Sunday, June 25, 2006
Ruth Rendell has been for years the undisputed queen of the dysfunctional family – strangers who come together by accident or fate and because of who they are plunge into some unfortunate, usually fatal situation. 13 Steps Down, just out in paperback, is a prime example. Into a huge, shabby mansion in London’s Notting Hill owned by an 80-year-old woman named Gwendolen Chawcer comes a tenant called Michael Cellini, known as Mix. (Chawcer and Cellini: Rendell does like to have her fun with names).
Gwendolen, the only child of a domineering professor, inherited the house and a small but adequate income when he finally died. Most of her clothes are relics; she has no interest in food or shopping of any kind; what she really likes to do is spend every minute reading her father’s old books. “It was a strange life she led but a safe one, as any life must be that is without fear or hope or passion or love or change or anxiety about money.”
But money has recently become a problem, so she has reluctantly rented out one of the empty apartments at the top of her house to the deceptively ordinary Cellini – a man in his 30s who repairs exercise equipment and has a pair of obsessions that border on the psychotic. He moved to Notting Hill because it used to be the killing ground of Reggie Christie, a necrophiliac serial killer of women whose bodies he interred under the floorboards and in the walls at his home at Ten Rillington Place – a house and a street that no longer exist, much to Mix’s disgust.
Cellini also has an unhealthy interest in a model called Nerissa Nash whose lovely face and body are everywhere, and imagines them becoming a couple. He stalks her from her home not far away from his to what he thinks is her gym (it turns out to be the office of a particularly greedy fortune teller), and even combines his twin obsessions into a strange brew.

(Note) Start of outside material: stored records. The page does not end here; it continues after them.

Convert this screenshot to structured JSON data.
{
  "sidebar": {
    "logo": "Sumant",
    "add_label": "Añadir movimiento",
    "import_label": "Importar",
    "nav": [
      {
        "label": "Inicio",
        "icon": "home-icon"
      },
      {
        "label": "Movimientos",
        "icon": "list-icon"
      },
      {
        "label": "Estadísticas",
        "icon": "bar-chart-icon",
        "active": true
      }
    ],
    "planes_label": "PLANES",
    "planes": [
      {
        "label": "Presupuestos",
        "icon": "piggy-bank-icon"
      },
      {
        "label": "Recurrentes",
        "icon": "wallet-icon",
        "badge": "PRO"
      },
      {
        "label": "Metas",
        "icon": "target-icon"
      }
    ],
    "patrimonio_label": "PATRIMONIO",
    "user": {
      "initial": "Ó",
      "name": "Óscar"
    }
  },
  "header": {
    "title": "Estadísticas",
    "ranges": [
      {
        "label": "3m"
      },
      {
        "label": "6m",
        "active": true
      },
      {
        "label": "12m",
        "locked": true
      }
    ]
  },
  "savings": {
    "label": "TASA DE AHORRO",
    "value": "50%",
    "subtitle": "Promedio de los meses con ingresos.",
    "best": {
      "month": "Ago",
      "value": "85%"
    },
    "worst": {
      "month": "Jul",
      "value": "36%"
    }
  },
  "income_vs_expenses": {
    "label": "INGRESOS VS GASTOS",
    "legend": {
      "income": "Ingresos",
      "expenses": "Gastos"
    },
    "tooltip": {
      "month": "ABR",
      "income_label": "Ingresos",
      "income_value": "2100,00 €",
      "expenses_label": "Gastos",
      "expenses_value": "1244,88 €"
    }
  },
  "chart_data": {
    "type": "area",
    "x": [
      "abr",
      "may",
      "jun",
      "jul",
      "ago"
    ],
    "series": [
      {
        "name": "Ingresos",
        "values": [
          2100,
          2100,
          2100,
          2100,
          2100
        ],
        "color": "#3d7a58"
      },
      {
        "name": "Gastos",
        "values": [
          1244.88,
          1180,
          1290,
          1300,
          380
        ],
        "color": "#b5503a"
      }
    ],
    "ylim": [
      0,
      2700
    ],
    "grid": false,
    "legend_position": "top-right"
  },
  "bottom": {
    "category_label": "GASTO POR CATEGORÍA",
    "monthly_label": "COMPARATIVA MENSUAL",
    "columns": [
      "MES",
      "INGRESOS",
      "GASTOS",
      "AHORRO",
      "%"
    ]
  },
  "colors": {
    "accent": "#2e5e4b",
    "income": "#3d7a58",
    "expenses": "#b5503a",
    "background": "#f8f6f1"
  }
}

In lesser hands, given a setting like this, the first killing might become merely a question of who and when. But Rendell has written more than 60 books over the last 40 years, collecting the highest praise from critics and enough awards from her peers to fill a small pawnshop, and she’s not about to let down the side by doing the expected things. Be ready for a few surprises, even a believable coincidence or three.